The deletion regions I looked at were:7q11.23 dup, 17q12, NRXN1 del, 1q21.1 del, 1q21.1 dup, 3q29 del, 15q11.2 del, 15q11-q13 dup, 15q13.3 del, 16p13.11 dup, 16p12.1 del, 16p11.2 dup, 22q11.2 del. Out of these only 15q13.3, 16p11.2, 16p12.1 and 16p13.11 deletion/duplication regions did not throw up any obvious connections to EGLN gene targets nor to genes that flank EGLN genes. I guess they significantly increase risk rather than cause.

I did also look at Marfan disorder, porphyria and xanthomatosis and Nieman Pick disorder which all cause psychosis or have it as a comorbidity and they all have one or more of these four flanking genes.
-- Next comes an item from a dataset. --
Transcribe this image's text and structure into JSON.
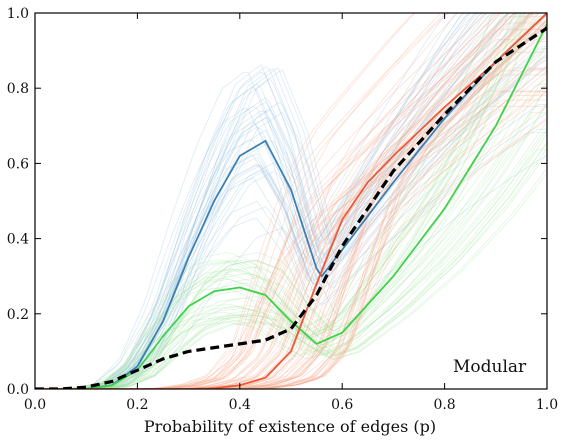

The Parkionson’s genes I looked at were LRRK2, PARK7, PRKN and PINK1. Only PINK1 did not follow this pattern but it does link directly to EGLN3 function. The pattern holds for other Parkinson’s genes that I have looked at.

Like I said I also looked at a gene panel of Inborn Errrors of Metabolism genes with schizopnrenia as a comorbidity and about a third of these followed the pattern.


The deletion regions have their own names: an example of that is the 1q21.1 microdeletion syndrome.

Children with 1q21.1 deletions have developmental delays and problems with motor control.

There are no genes confirmed to have any association with schizophrenia.

Also, Marfan disorder with psychosis is rather considered to be Lujan–Fryns syndrome.

I have no idea who you are, but I recall someone posting about this theory. Did you make a duplicate account?

For the schizopnrenia-associated deletion regions, these are listed in a paper titled: Schizophrenia-associated genomic copy number variants and subcortical brain volumes in the UK. I should more properly have referred to deletion regions and duplications or better yet CNV.